Так я сказала и дух им отважный в груди убедила.

Ткань большую свою весь день я ткала непрерывно,

Ночью же, факелы возле поставив, опять распускала.

Длился три года обман, и мне доверяли ахейцы.

Но как четвертый приблизился год, и часы наступили,

Месяцы сгибли, и дни свой положенный круг совершили,

Через рабынь, бессердечных собак, все им стало известно.

Сами они тут застали меня и набросились с криком.

Волей-неволей тогда работу пришлось мне окончить.

Брака теперь избежать не могу я, и новая хитрость

Мне не приходит на ум. Родные меня побуждают

К браку. Мой сын негодует, смотря, как имущество гибнет.

Он уже все понимает, он взрослый мужчина, способный

Сам хозяйство вести и славу добыть через Зевса.

Все-таки ты мне скажи, какого ты рода, откуда?

Ведь не от дуба ж ты старых сказаний рожден, не от камня».

Ей отвечая на это, сказал Одиссей многоумный:

«О достойная чести супруга царя Одиссея!

Ты упорно желаешь о роде моем допытаться.

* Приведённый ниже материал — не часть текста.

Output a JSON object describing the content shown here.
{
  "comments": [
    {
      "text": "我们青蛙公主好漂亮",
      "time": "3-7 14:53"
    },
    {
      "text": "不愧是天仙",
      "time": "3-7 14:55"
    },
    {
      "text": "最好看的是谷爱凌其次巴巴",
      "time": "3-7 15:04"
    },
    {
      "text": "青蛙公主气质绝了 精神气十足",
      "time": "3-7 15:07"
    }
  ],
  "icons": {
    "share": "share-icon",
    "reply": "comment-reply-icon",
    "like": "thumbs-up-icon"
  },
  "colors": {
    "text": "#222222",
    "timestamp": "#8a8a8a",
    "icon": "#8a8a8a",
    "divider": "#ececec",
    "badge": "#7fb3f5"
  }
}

Ну хорошо, я скажу. Но меня еще большим печалям

Этим ты предаешь. Так в жизни бывает со всяким,

Кто столь долгое время, как я, на родине не был,

Много объехал чужих городов и страдал так жестоко.

Все ж и притом я скажу, что спросила и хочешь узнать ты.

Есть такая страна посреди винно-цветного моря, —

Крит прекрасный, богатый, волнами отовсюду омытый.

В нем городов — девяносто, а людям, так нету и счета.

Разных смесь языков. Обитает там племя ахейцев,

Этеокритов отважных, кидонских мужей; разделенных

На три колена дорийцев; пеласгов божественных племя.

Кнос — между всех городов величайший на Крите. Царил в нем

Девятилетьями мудрый Минос, собеседник Зевеса.

Храброму Девкалиону, отцу моему, был отцом он.

Девкалионом же я был на свет порожден и властитель

Идоменей. Но в судах изогнутых с Атридами вместе

В Трою он отплыл. Эфон — мое знаменитое имя.

Был я моложе его. Он старше и духом отважней.

Там Одиссея я видел, одаривал щедро, как гостя.

Ветра ярая сила, в то время как в Трою он ехал,

К Криту его загнала, отбивши от мыса Малеи.

Стал он в Амнисе. Пещера богини Илифии есть там.

В гавани этой опасной с трудом лишь он спасся от бури.

Идоменея спросил он тотчас же, поднявшись к нам в город.

Был он ему, по словам его, гостем почтенным и милым.

Но уже десять прошло иль одиннадцать зорь, как уехал

Идоменей с кораблями своими двухвостыми в Трою.

Я Одиссея привел во дворец наш и принял радушно,

И угощал из запасов, в обильи имевшихся в доме.

Также товарищам всем Одиссея, с ним вместе прибывшим,

Светлого дал я вина и муки, их собравши с народа,

Как и говяжьего мяса, чтоб было чем дух им наполнить.